Survived another week? Same. And, this TGIF, we’ve got Nia, one of our FME Flow Technical Specialists, here to help you make sure your FME Flow deployment keeps surviving and thriving, too.
If you need a highly available FME Flow that can survive server maintenance windows, unexpected crashes, cyber attacks, or even natural disasters like floods and wildfires, then stay tuned while we explore two essential concepts: fault tolerance and disaster recovery in FME Flow.
Fault tolerance vs disaster recovery: What’s the difference?
These two architecture types are often confused, so let’s clear up the difference.
Fault tolerance keeps FME Flow up and running if one of its servers goes down. A fault tolerant FME Flow deployment is hosted in a single data center.*
Disaster recovery keeps FME Flow going if an entire data center goes down and all servers in an FME Flow installation are lost. FME Flow with disaster recovery spans two or more data centers.
In other words, fault tolerance ensures redundancy across components in a single installation, while disaster recovery ensures redundancy across installations in multiple data centers.
Fault tolerant FME Flow: What is it?
A fault tolerant FME Flow deployment is a high-availability installation type. It’s a lot like a distributed installation, where FME Flow’s components are spread across different machines at a single data center.*
The key is that each of FME Flow’s components is redundant - there are two (or more) web application server and core nodes, and often two or more engine hosts as well. In addition, the database and the system share can also be made highly available.

From Planning for Fault Tolerance in the FME Flow administrator’s guide.
All components’ host machines are running and communicating with each other at the same time. Another name for this is an active-active setup. It ensures that if one machine in the FME Flow installation goes down (also called a failover event), FME Flow can rely on the redundant component’s host machine to continue running.
You can select fault tolerant when running the FME Flow installer to deploy this architecture. Please note that you will have to provide your own load balancer to route traffic to the redundant web application servers.
Fault tolerant FME Flow: When do I need it?
A fault tolerant FME Flow installation is particularly useful in the following situations…
SLAs that require high availability.
Failover event handling will ensure your installation survives component failures.
Extremely high engine counts, or maximum headroom for additional engines.
The additional engine hosts will have more than one core to connect to.
Extremely high web traffic.
Round robin load balancing can evenly distribute traffic across web application servers.
Disaster recovery and FME Flow: What is it?
Disaster recovery with FME Flow is all about recovering from a catastrophic event resulting in the loss of a data center. It requires redundant FME Flow installations across multiple data centers. If one installation is lost, another hosted in a separate data center can carry on instead.

Example from Planning for Disaster Recovery in the FME Flow administrator’s guide.

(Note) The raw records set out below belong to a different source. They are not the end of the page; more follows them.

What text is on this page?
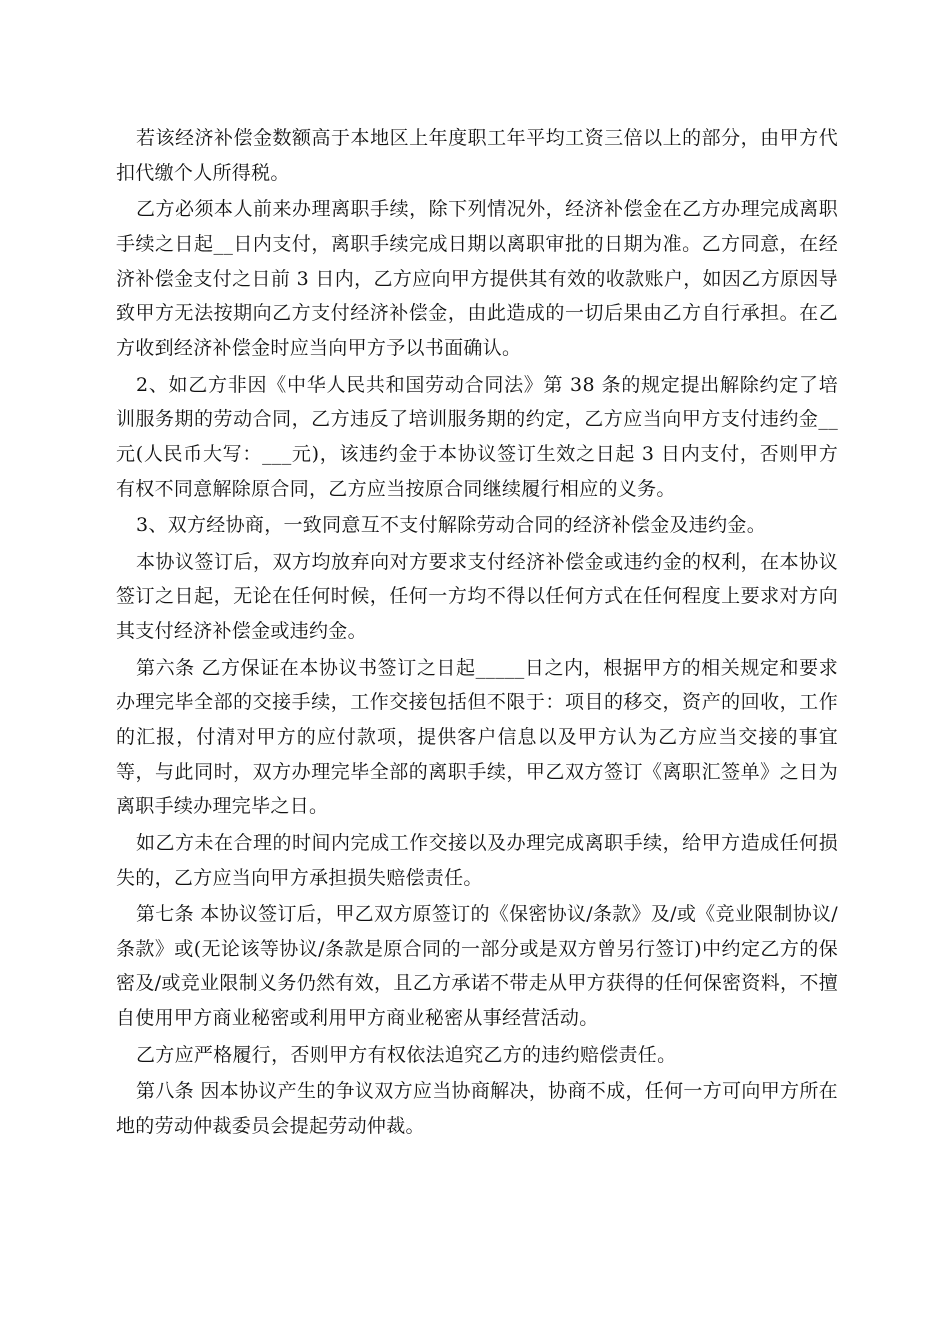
若该经济补偿金数额高于本地区上年度职工年平均工资三倍以上的部分，由甲方代扣代缴个人所得税。

乙方必须本人前来办理离职手续，除下列情况外，经济补偿金在乙方办理完成离职手续之日起__日内支付，离职手续完成日期以离职审批的日期为准。乙方同意，在经济补偿金支付之日前 3 日内，乙方应向甲方提供其有效的收款账户，如因乙方原因导致甲方无法按期向乙方支付经济补偿金，由此造成的一切后果由乙方自行承担。在乙方收到经济补偿金时应当向甲方予以书面确认。

2、如乙方非因《中华人民共和国劳动合同法》第 38 条的规定提出解除约定了培训服务期的劳动合同，乙方违反了培训服务期的约定，乙方应当向甲方支付违约金__元(人民币大写：___元)，该违约金于本协议签订生效之日起 3 日内支付，否则甲方有权不同意解除原合同，乙方应当按原合同继续履行相应的义务。

3、双方经协商，一致同意互不支付解除劳动合同的经济补偿金及违约金。

本协议签订后，双方均放弃向对方要求支付经济补偿金或违约金的权利，在本协议签订之日起，无论在任何时候，任何一方均不得以任何方式在任何程度上要求对方向其支付经济补偿金或违约金。

第六条 乙方保证在本协议书签订之日起_____日之内，根据甲方的相关规定和要求办理完毕全部的交接手续，工作交接包括但不限于：项目的移交，资产的回收，工作的汇报，付清对甲方的应付款项，提供客户信息以及甲方认为乙方应当交接的事宜等，与此同时，双方办理完毕全部的离职手续，甲乙双方签订《离职汇签单》之日为离职手续办理完毕之日。

如乙方未在合理的时间内完成工作交接以及办理完成离职手续，给甲方造成任何损失的，乙方应当向甲方承担损失赔偿责任。

第七条 本协议签订后，甲乙双方原签订的《保密协议/条款》及/或《竞业限制协议/条款》或(无论该等协议/条款是原合同的一部分或是双方曾另行签订)中约定乙方的保密及/或竞业限制义务仍然有效，且乙方承诺不带走从甲方获得的任何保密资料，不擅自使用甲方商业秘密或利用甲方商业秘密从事经营活动。

乙方应严格履行，否则甲方有权依法追究乙方的违约赔偿责任。

第八条 因本协议产生的争议双方应当协商解决，协商不成，任何一方可向甲方所在地的劳动仲裁委员会提起劳动仲裁。
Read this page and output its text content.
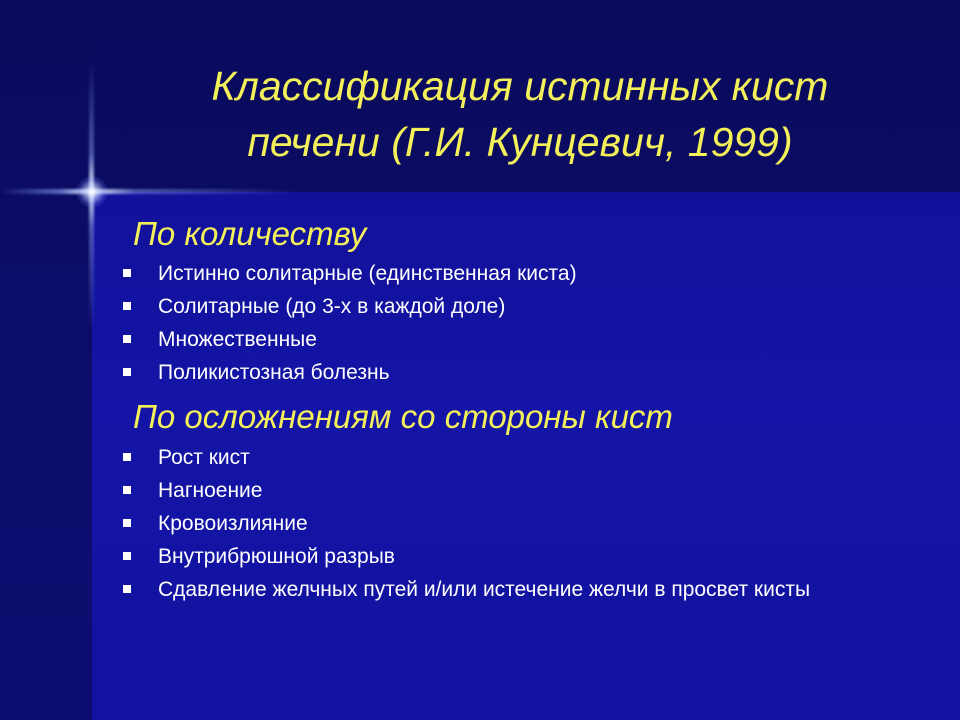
Классификация истинных кист
печени (Г.И. Кунцевич, 1999)
По количеству
Истинно солитарные (единственная киста)
Солитарные (до 3-х в каждой доле)
Множественные
Поликистозная болезнь
По осложнениям со стороны кист
Рост кист
Нагноение
Кровоизлияние
Внутрибрюшной разрыв
Сдавление желчных путей и/или истечение желчи в просвет кисты
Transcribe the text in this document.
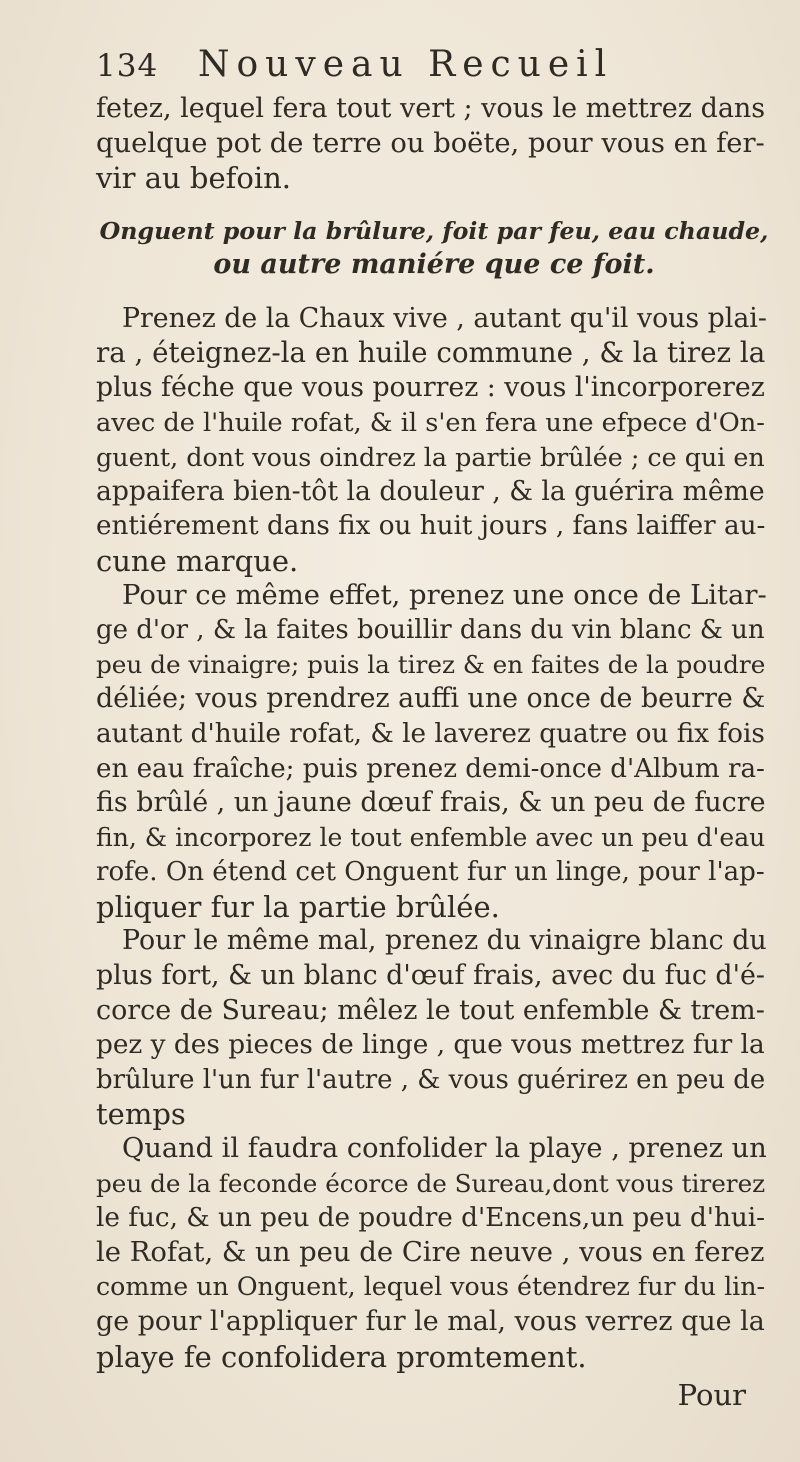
134 Nouveau Recueil
fetez, lequel fera tout vert ; vous le mettrez dans
quelque pot de terre ou boëte, pour vous en fer-
vir au befoin.
Onguent pour la brûlure, foit par feu, eau chaude,
ou autre maniére que ce foit.
Prenez de la Chaux vive , autant qu'il vous plai-
ra , éteignez-la en huile commune , & la tirez la
plus féche que vous pourrez : vous l'incorporerez
avec de l'huile rofat, & il s'en fera une efpece d'On-
guent, dont vous oindrez la partie brûlée ; ce qui en
appaifera bien-tôt la douleur , & la guérira même
entiérement dans fix ou huit jours , fans laiffer au-
cune marque.
Pour ce même effet, prenez une once de Litar-
ge d'or , & la faites bouillir dans du vin blanc & un
peu de vinaigre; puis la tirez & en faites de la poudre
déliée; vous prendrez auffi une once de beurre &
autant d'huile rofat, & le laverez quatre ou fix fois
en eau fraîche; puis prenez demi-once d'Album ra-
fis brûlé , un jaune dœuf frais, & un peu de fucre
fin, & incorporez le tout enfemble avec un peu d'eau
rofe. On étend cet Onguent fur un linge, pour l'ap-
pliquer fur la partie brûlée.
Pour le même mal, prenez du vinaigre blanc du
plus fort, & un blanc d'œuf frais, avec du fuc d'é-
corce de Sureau; mêlez le tout enfemble & trem-
pez y des pieces de linge , que vous mettrez fur la
brûlure l'un fur l'autre , & vous guérirez en peu de
temps
Quand il faudra confolider la playe , prenez un
peu de la feconde écorce de Sureau,dont vous tirerez
le fuc, & un peu de poudre d'Encens,un peu d'hui-
le Rofat, & un peu de Cire neuve , vous en ferez
comme un Onguent, lequel vous étendrez fur du lin-
ge pour l'appliquer fur le mal, vous verrez que la
playe fe confolidera promtement.
Pour
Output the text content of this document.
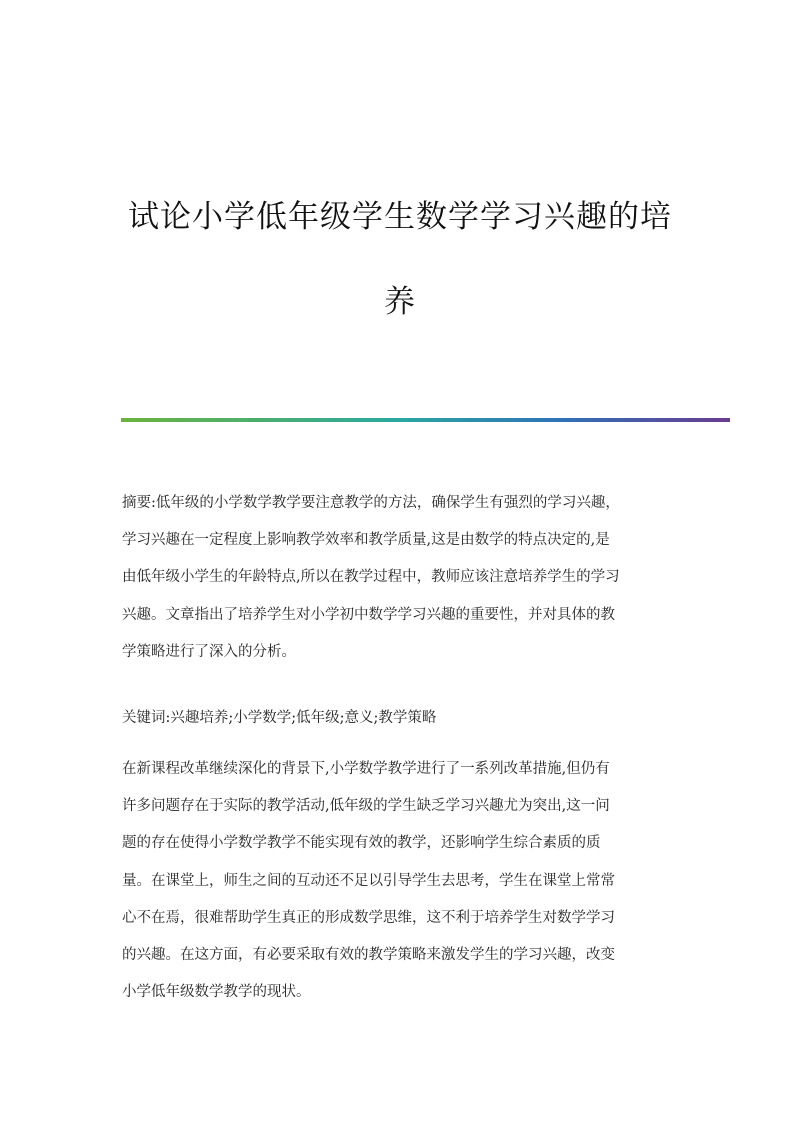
试论小学低年级学生数学学习兴趣的培
养
摘要:低年级的小学数学教学要注意教学的方法，确保学生有强烈的学习兴趣，
学习兴趣在一定程度上影响教学效率和教学质量,这是由数学的特点决定的,是
由低年级小学生的年龄特点,所以在教学过程中，教师应该注意培养学生的学习
兴趣。文章指出了培养学生对小学初中数学学习兴趣的重要性，并对具体的教
学策略进行了深入的分析。
关键词:兴趣培养;小学数学;低年级;意义;教学策略
在新课程改革继续深化的背景下,小学数学教学进行了一系列改革措施,但仍有
许多问题存在于实际的教学活动,低年级的学生缺乏学习兴趣尤为突出,这一问
题的存在使得小学数学教学不能实现有效的教学，还影响学生综合素质的质
量。在课堂上，师生之间的互动还不足以引导学生去思考，学生在课堂上常常
心不在焉，很难帮助学生真正的形成数学思维，这不利于培养学生对数学学习
的兴趣。在这方面，有必要采取有效的教学策略来激发学生的学习兴趣，改变
小学低年级数学教学的现状。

These redundant installations are completely separate from each other. They don’t communicate with each other, either. Only one installation is used at a time, so the other installation(s) do not need to be running until they are needed. Another name for this is an active-passive setup.
To make sure that all installations are in sync with each other, routine backup and restores must be performed. And, if a data center goes down, all traffic must be rerouted to the other installation.
Disaster recovery and FME Flow: When do I need it?
Choose disaster recovery with FME Flow if your business continuity plans require it.
Can I have both fault tolerance and disaster recovery?
Yes! Disaster recovery works with any FME Flow installation type. You can have redundant express, distributed, or fault tolerant installations. So, if you want a bullet-proof FME Flow that can survive anything, you may consider implementing both.
Resources
| Resource Type | Description | Link/Placeholder |
|---|---|---|
| Article | A Guide to Choosing Your FME Flow Deployment Architecture | |
| Document | Planning for Fault Tolerance | |
| Document | Planning for Disaster Recovery | |
| Webinar | FME Flow Fundamentals for Admins: Setup & Configuration FAQs | |
| Article | Using a Load Balancer with a Fault-Tolerant FME Flow |
Conclusion
Use a fault tolerant deployment to recover from a host machine failure, and use disaster recovery to recover from data center loss. Or, use both!
What other questions do you have about FME Flow’s architecture, and what planning challenges are you facing? Let us know, and we might include them in a future edition of TGIF.
Until then, have an excellent weekend. We’ll see you again next week!
* This does not consider remote engines, which may be hosted in other data centers, closer to the data they work with.